How to Incorporate a Business in Portugal: First Steps
This post is part of a collaborative effort between Startup Portugal, The Next Big Idea, and Sapo24, meant to create relevant content to tackle the COVID-19 pandemic.
Content available in Portuguese.
It has never been this easier to register a company in Portugal and, nowadays, you can do it in less than an hour. However, before doing so you must be well informed about everything you will need and what costs you will incur.
Register a company
Currently, it is possible to register a company in Portugal in less than an hour, with the Empresa na Hora service. This can be done over the counter or online. The type of documentation required depends on the type of partners and the type of company you want to create. The website makes this information available. To do this online you will also need to have the Digital Mobile Key or a citizen card reader and respective PIN. The costs also depend on the type of company to be created. A standard order costs around 360 euros.
Please note that for non-portuguese that do not have this kind of documentation, you might need to hire a portuguse lawyer to access the process for you. Check all the requirements here.
Beside the documentation and payment, it will also be necessary to appoint an Official Accountant (TOC) and it is required that the company’s partners have deposited the amount of the company’s share capital or declare that the amount will be deposited in cash or delivered to the company’s coffers.

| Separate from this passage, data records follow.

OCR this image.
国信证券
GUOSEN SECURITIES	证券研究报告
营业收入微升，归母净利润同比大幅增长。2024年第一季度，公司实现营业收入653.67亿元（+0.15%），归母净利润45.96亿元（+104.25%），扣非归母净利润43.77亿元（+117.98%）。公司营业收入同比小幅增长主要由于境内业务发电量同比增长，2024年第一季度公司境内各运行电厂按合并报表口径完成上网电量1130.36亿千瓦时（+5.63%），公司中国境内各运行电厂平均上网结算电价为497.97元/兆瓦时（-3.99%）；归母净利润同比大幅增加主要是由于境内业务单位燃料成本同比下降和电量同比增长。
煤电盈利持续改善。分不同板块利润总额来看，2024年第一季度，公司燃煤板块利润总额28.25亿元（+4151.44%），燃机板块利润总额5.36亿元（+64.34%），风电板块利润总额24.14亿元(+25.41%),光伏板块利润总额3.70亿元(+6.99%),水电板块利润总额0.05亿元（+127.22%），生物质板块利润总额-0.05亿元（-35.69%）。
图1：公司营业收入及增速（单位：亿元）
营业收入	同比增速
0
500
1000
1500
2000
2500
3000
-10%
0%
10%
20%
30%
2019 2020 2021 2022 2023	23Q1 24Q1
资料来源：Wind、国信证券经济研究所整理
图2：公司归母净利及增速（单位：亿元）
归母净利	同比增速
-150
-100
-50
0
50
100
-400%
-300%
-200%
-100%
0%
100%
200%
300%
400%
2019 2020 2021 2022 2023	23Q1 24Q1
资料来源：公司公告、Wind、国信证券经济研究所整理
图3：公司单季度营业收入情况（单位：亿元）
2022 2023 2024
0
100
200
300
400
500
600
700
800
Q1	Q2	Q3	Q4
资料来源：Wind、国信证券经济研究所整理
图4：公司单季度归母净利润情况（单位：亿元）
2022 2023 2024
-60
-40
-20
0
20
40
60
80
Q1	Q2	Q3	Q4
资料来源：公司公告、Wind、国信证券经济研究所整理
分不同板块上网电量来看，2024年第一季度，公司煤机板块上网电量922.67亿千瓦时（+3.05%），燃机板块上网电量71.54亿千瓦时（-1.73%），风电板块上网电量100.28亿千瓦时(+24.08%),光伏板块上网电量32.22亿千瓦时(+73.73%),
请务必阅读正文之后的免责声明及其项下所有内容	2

As for the name of the company, you have two options, access a list of names already approved or present an admissibility certificate previously approved by the Registo Nacional de Pessoas Coletivas. This certificate has a cost of 75 euros or, in case of an urgent request, 150 euros.

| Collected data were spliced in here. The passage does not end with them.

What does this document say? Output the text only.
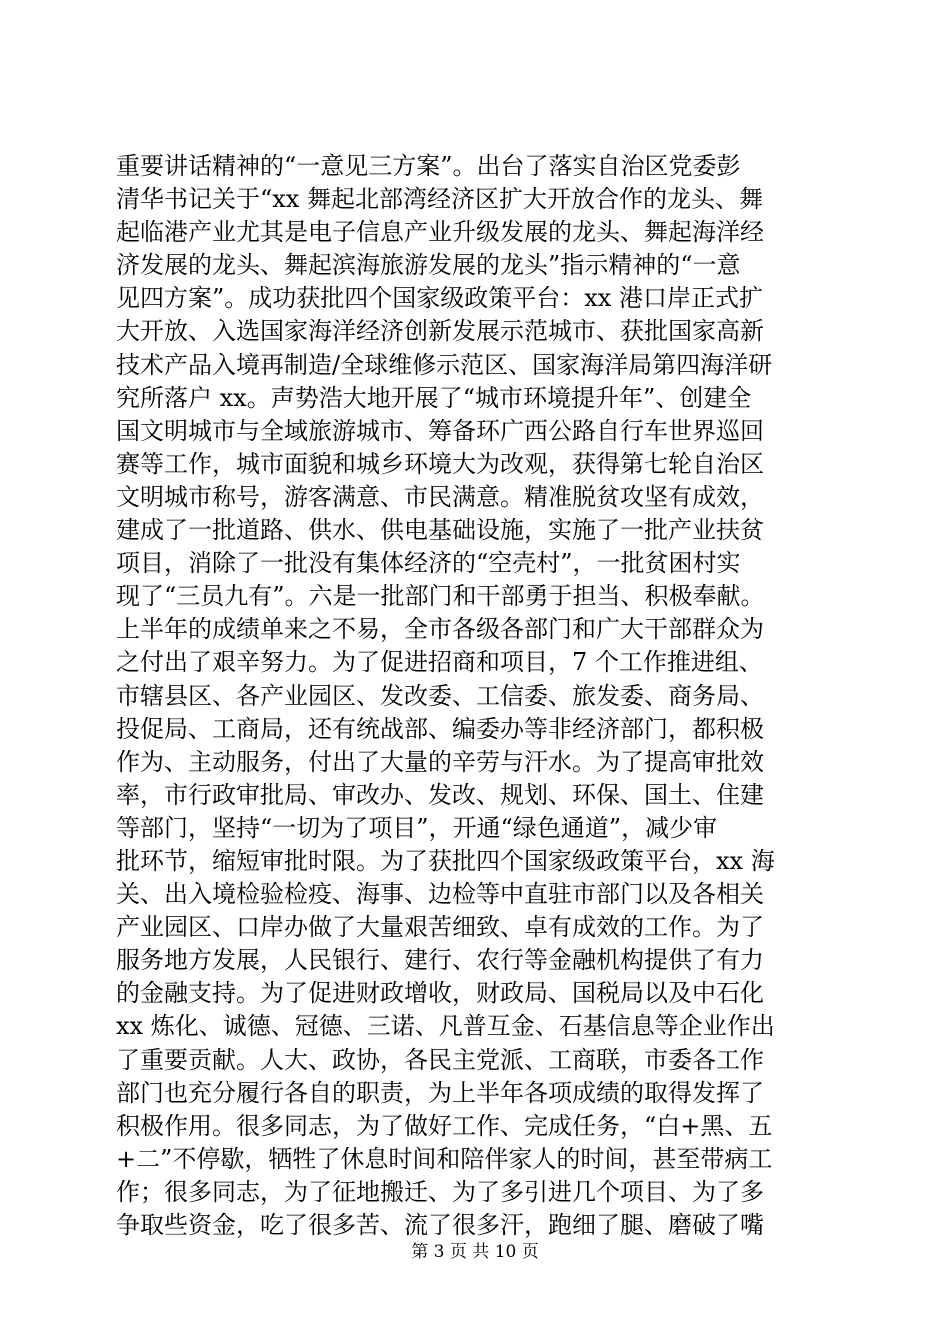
重要讲话精神的“一意见三方案”。出台了落实自治区党委彭
清华书记关于“xx 舞起北部湾经济区扩大开放合作的龙头、舞
起临港产业尤其是电子信息产业升级发展的龙头、舞起海洋经
济发展的龙头、舞起滨海旅游发展的龙头”指示精神的“一意
见四方案”。成功获批四个国家级政策平台：xx 港口岸正式扩
大开放、入选国家海洋经济创新发展示范城市、获批国家高新
技术产品入境再制造/全球维修示范区、国家海洋局第四海洋研
究所落户 xx。声势浩大地开展了“城市环境提升年”、创建全
国文明城市与全域旅游城市、筹备环广西公路自行车世界巡回
赛等工作，城市面貌和城乡环境大为改观，获得第七轮自治区
文明城市称号，游客满意、市民满意。精准脱贫攻坚有成效，
建成了一批道路、供水、供电基础设施，实施了一批产业扶贫
项目，消除了一批没有集体经济的“空壳村”，一批贫困村实
现了“三员九有”。六是一批部门和干部勇于担当、积极奉献。
上半年的成绩单来之不易，全市各级各部门和广大干部群众为
之付出了艰辛努力。为了促进招商和项目，7 个工作推进组、
市辖县区、各产业园区、发改委、工信委、旅发委、商务局、
投促局、工商局，还有统战部、编委办等非经济部门，都积极
作为、主动服务，付出了大量的辛劳与汗水。为了提高审批效
率，市行政审批局、审改办、发改、规划、环保、国土、住建
等部门，坚持“一切为了项目”，开通“绿色通道”，减少审
批环节，缩短审批时限。为了获批四个国家级政策平台，xx 海
关、出入境检验检疫、海事、边检等中直驻市部门以及各相关
产业园区、口岸办做了大量艰苦细致、卓有成效的工作。为了
服务地方发展，人民银行、建行、农行等金融机构提供了有力
的金融支持。为了促进财政增收，财政局、国税局以及中石化
xx 炼化、诚德、冠德、三诺、凡普互金、石基信息等企业作出
了重要贡献。人大、政协，各民主党派、工商联，市委各工作
部门也充分履行各自的职责，为上半年各项成绩的取得发挥了
积极作用。很多同志，为了做好工作、完成任务，“白+黑、五
+二”不停歇，牺牲了休息时间和陪伴家人的时间，甚至带病工
作；很多同志，为了征地搬迁、为了多引进几个项目、为了多
争取些资金，吃了很多苦、流了很多汗，跑细了腿、磨破了嘴
第 3 页 共 10 页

In addition to the costs already mentioned, you should take into account that, from the moment you register a company, you will already have tax obligations. These will be the 4 main taxes to be aware of:
– IRC (Imposto Sobre o Rendimento das Pessoas Coletivas): This tax is applied to your company’s profits, and represents a 21% tax. SMEs benefit from a 17% tax on the first 15 thousand euros of profit. Only when this value is exceeded is the 21% rate applied.
– IVA (Imposto sobre o valor acrescentado): VAT rates can vary between 6%, 13% and 23% in Portugal, depending on the goods or services provided by your business. However companies pay VAT to their suppliers and charge VAT on their products to customers, the difference between both is communicated and, if necessary, paid monthly or every three months.
– TSU (Taxa Social Única): this is a Single Social Tax and is the contribution that is paid to Social Security for each worker that a company has. Currently, the TSU represents a rate of 23.75% on the salary of each worker.
– Derrama Municipal: this amount may vary depending on the city where the company is based and will be paid to the municipality, it does not exceed 1.5% of profits.
Essential Steps to Success
In addition to the costs and bureaucracies that opening a new business requires, it is necessary to ensure that your business will succeed.
The validation of an idea is the first step to be taken, even before registering the company, in order to ensure that it is worth investing and in what ways. In a brief search for the topic, several ways can be found to carry out this validation. It is unanimous that it is necessary to probe potential customers, whether using feedback from family or friends, or using market studies carried out by specialists and that it is important to check what already exists and what the competition will be.
Once the idea is validated, it is essential to have a structured business model, which allows you to identify the resources, skills and partnerships that you have or will need and how best to use them. There are several templates to formulate your business model, the Canvas model and the Porter Value Chain model being the most popular. In addition to the templates available on the internet, you can also use books or training from different institutions such as Anje or Turismo de Portugal, among many others. The lack of a valid business model is one of the most prominent causes when analyzing reasons why a startup fails.